Hanya lampu ruang tengah dan kipas angin besar yang masih menyala. Lampu-lampu telah dikemasnya dalam kardus. Termasuk TV, DVD, dan komputer kerjanya. Furnitur yang tersisah hanya meja tulis, dan lemari dapur yang akan tetap tinggal di kontrakan itu.Begitu pula seluruh kenangannya di rumah itu. Mungkin akan tinggal mesra bersama debu langit-langit yang tak pernah disapunya selama dua tahun sejak ia tinggal. Dan juga aroma tubuhnya mungkin tiga hari lagi meninggalkan peraduan Ghafar. Ya, 2 tahun ia menimbun kenangan dengan berbagai cerita. Alurnya pun variatif. Tak mengenal maju atau mundur. Ia mengalir tanpa kehendak yang wajar. Semua berputar seperti roda di bengkel. Kadang dimajukan, kadang dimundurkan.

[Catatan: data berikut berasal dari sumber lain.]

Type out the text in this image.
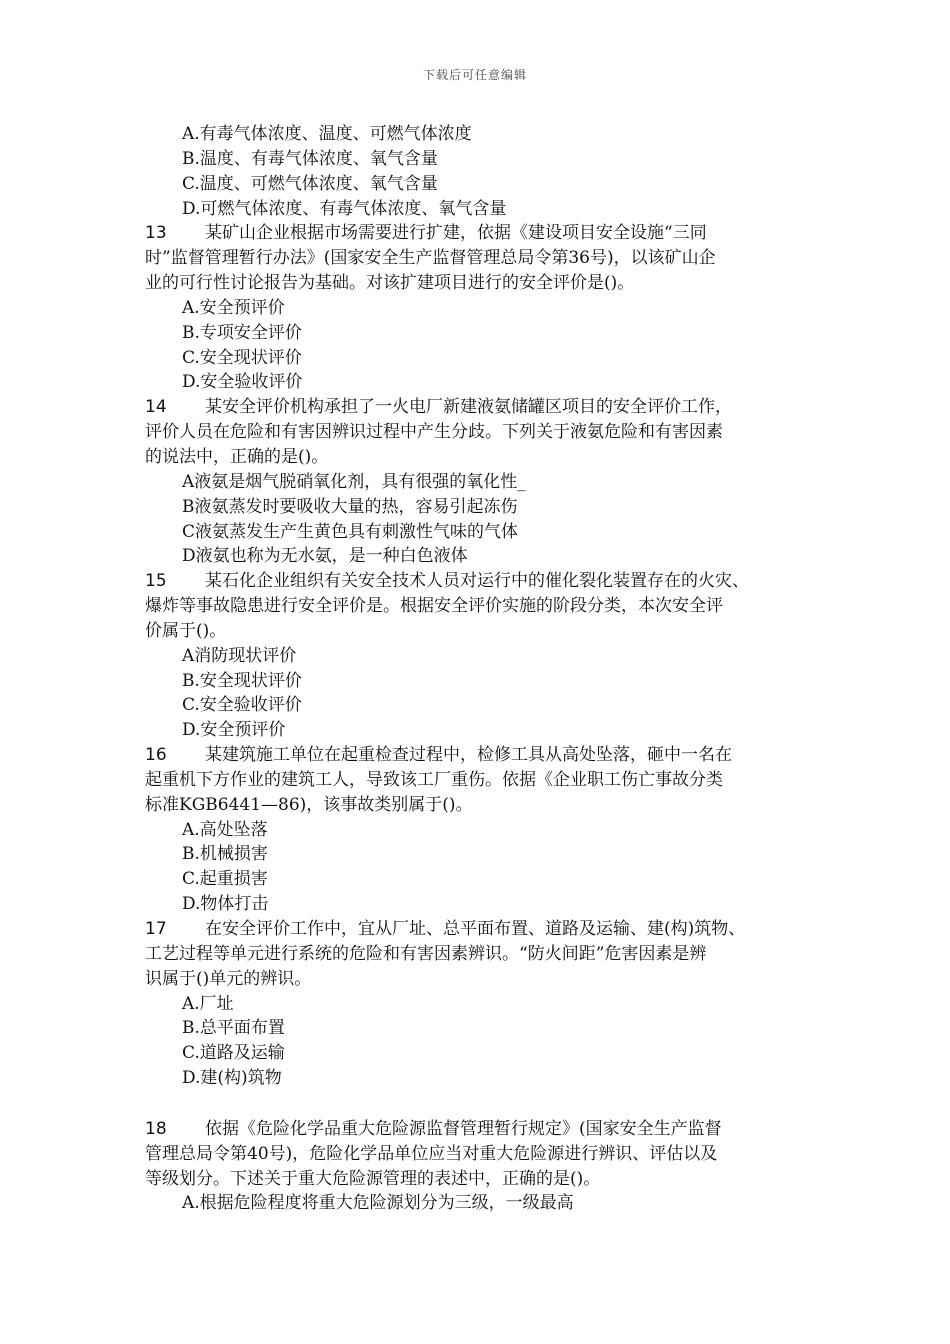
下载后可任意编辑
A.有毒气体浓度、温度、可燃气体浓度
B.温度、有毒气体浓度、氧气含量
C.温度、可燃气体浓度、氧气含量
D.可燃气体浓度、有毒气体浓度、氧气含量
13 某矿山企业根据市场需要进行扩建，依据《建设项目安全设施“三同
时”监督管理暂行办法》(国家安全生产监督管理总局令第36号)，以该矿山企
业的可行性讨论报告为基础。对该扩建项目进行的安全评价是()。
A.安全预评价
B.专项安全评价
C.安全现状评价
D.安全验收评价
14 某安全评价机构承担了一火电厂新建液氨储罐区项目的安全评价工作，
评价人员在危险和有害因辨识过程中产生分歧。下列关于液氨危险和有害因素
的说法中，正确的是()。
A液氨是烟气脱硝氧化剂，具有很强的氧化性_
B液氨蒸发时要吸收大量的热，容易引起冻伤
C液氨蒸发生产生黄色具有刺激性气味的气体
D液氨也称为无水氨，是一种白色液体
15 某石化企业组织有关安全技术人员对运行中的催化裂化装置存在的火灾、
爆炸等事故隐患进行安全评价是。根据安全评价实施的阶段分类，本次安全评
价属于()。
A消防现状评价
B.安全现状评价
C.安全验收评价
D.安全预评价
16 某建筑施工单位在起重检查过程中，检修工具从高处坠落，砸中一名在
起重机下方作业的建筑工人，导致该工厂重伤。依据《企业职工伤亡事故分类
标准KGB6441—86)，该事故类别属于()。
A.高处坠落
B.机械损害
C.起重损害
D.物体打击
17 在安全评价工作中，宜从厂址、总平面布置、道路及运输、建(构)筑物、
工艺过程等单元进行系统的危险和有害因素辨识。“防火间距”危害因素是辨
识属于()单元的辨识。
A.厂址
B.总平面布置
C.道路及运输
D.建(构)筑物
18 依据《危险化学品重大危险源监督管理暂行规定》(国家安全生产监督
管理总局令第40号)，危险化学品单位应当对重大危险源进行辨识、评估以及
等级划分。下述关于重大危险源管理的表述中，正确的是()。
A.根据危险程度将重大危险源划分为三级，一级最高
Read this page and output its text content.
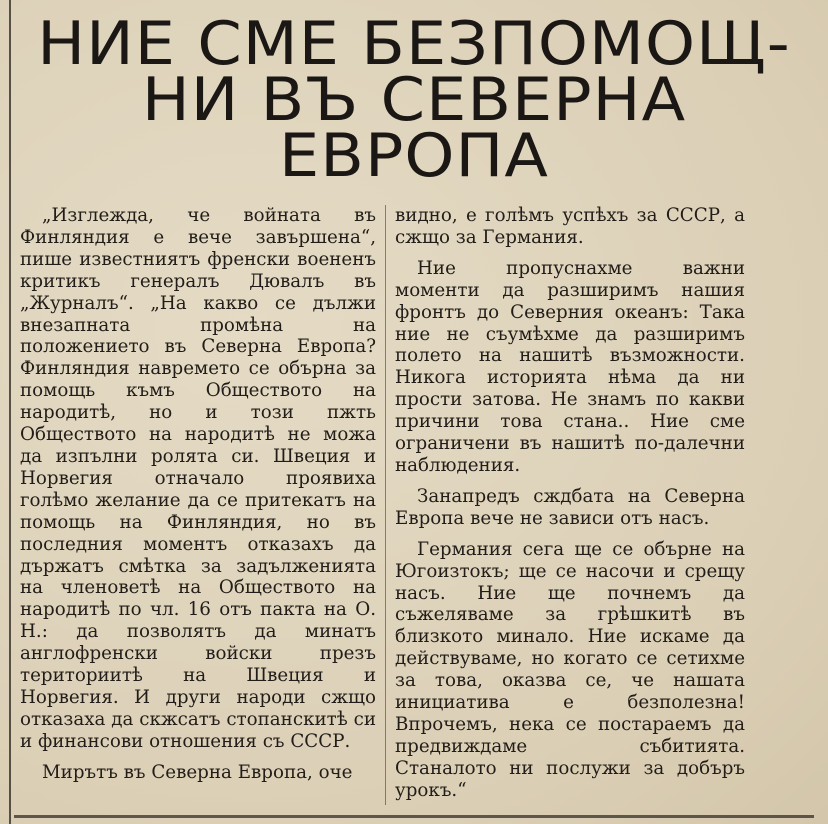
НИЕ СМЕ БЕЗПОМОЩ-
НИ ВЪ СЕВЕРНА
ЕВРОПА

„Изглежда, че войната въ Финляндия е вече завършена“, пише известниятъ френски воененъ критикъ генералъ Дювалъ въ „Журналъ“. „На какво се дължи внезапната промѣна на положението въ Северна Европа? Финляндия навремето се обърна за помощь къмъ Обществото на народитѣ, но и този пжть Обществото на народитѣ не можа да изпълни ролята си. Швеция и Норвегия отначало проявиха голѣмо желание да се притекатъ на помощь на Финляндия, но въ последния моментъ отказахъ да държатъ смѣтка за задълженията на членоветѣ на Обществото на народитѣ по чл. 16 отъ пакта на О. Н.: да позволятъ да минатъ англофренски войски презъ териториитѣ на Швеция и Норвегия. И други народи сжщо отказаха да скжсатъ стопанскитѣ си и финансови отношения съ СССР.

Мирътъ въ Северна Европа, оче

видно, е голѣмъ успѣхъ за СССР, а сжщо за Германия.

Ние пропуснахме важни моменти да разширимъ нашия фронтъ до Северния океанъ: Така ние не съумѣхме да разширимъ полето на нашитѣ възможности. Никога историята нѣма да ни прости затова. Не знамъ по какви причини това стана.. Ние сме ограничени въ нашитѣ по-далечни наблюдения.

Занапредъ сждбата на Северна Европа вече не зависи отъ насъ.

Германия сега ще се обърне на Югоизтокъ; ще се насочи и срещу насъ. Ние ще почнемъ да съжеляваме за грѣшкитѣ въ близкото минало. Ние искаме да действуваме, но когато се сетихме за това, оказва се, че нашата инициатива е безполезна! Впрочемъ, нека се постараемъ да предвиждаме събитията. Станалото ни послужи за добъръ урокъ.“
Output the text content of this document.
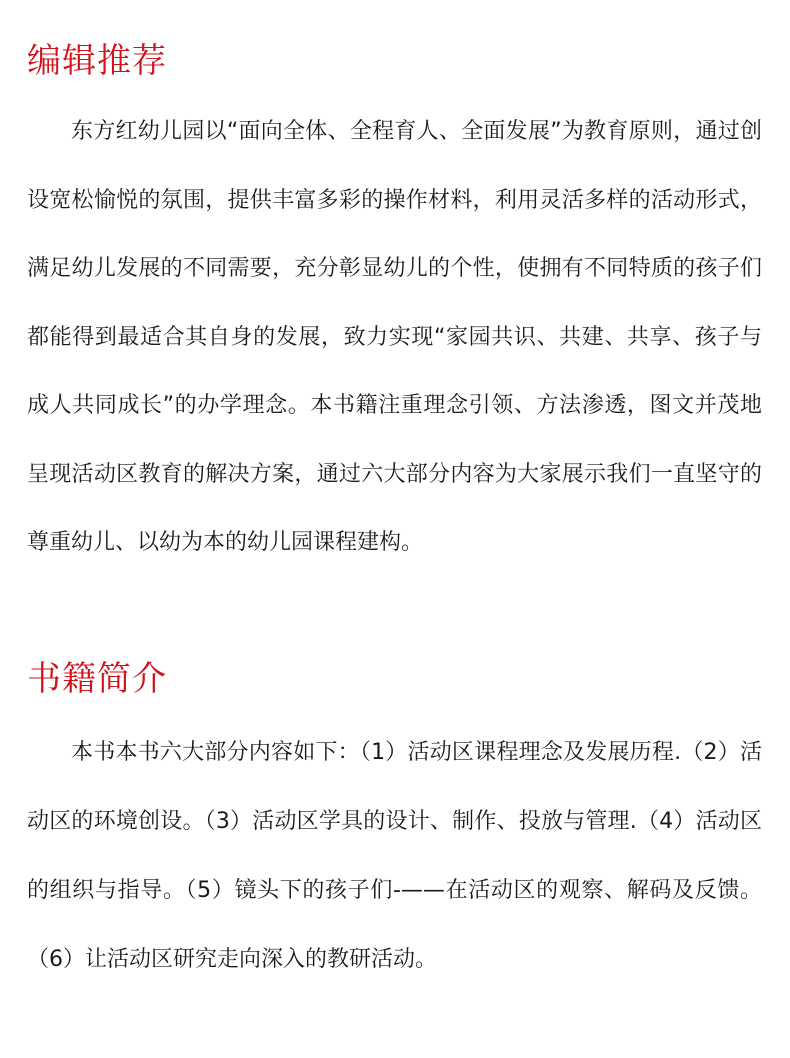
编辑推荐

东方红幼儿园以“面向全体、全程育人、全面发展”为教育原则，通过创设宽松愉悦的氛围，提供丰富多彩的操作材料，利用灵活多样的活动形式，满足幼儿发展的不同需要，充分彰显幼儿的个性，使拥有不同特质的孩子们都能得到最适合其自身的发展，致力实现“家园共识、共建、共享、孩子与成人共同成长”的办学理念。本书籍注重理念引领、方法渗透，图文并茂地呈现活动区教育的解决方案，通过六大部分内容为大家展示我们一直坚守的尊重幼儿、以幼为本的幼儿园课程建构。

书籍简介

本书本书六大部分内容如下：（1）活动区课程理念及发展历程.（2）活动区的环境创设。（3）活动区学具的设计、制作、投放与管理.（4）活动区的组织与指导。（5）镜头下的孩子们-——在活动区的观察、解码及反馈。（6）让活动区研究走向深入的教研活动。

Seperti halnya kisah Madekur, Ghafar telah membangun komitmen dengan gadis idamannya. Dan sebagaimana Tarkeni yang seakan tak pernah memperdulikan cintanya, Laila terus mengejar karirnya tiada henti. Sepasang kekasih yang disapih oleh obsesi-obsesi diri. Hingga suatu saat Laila tidak mau lagi mengikuti jejak Tarkeni yang mati bersanding sisi.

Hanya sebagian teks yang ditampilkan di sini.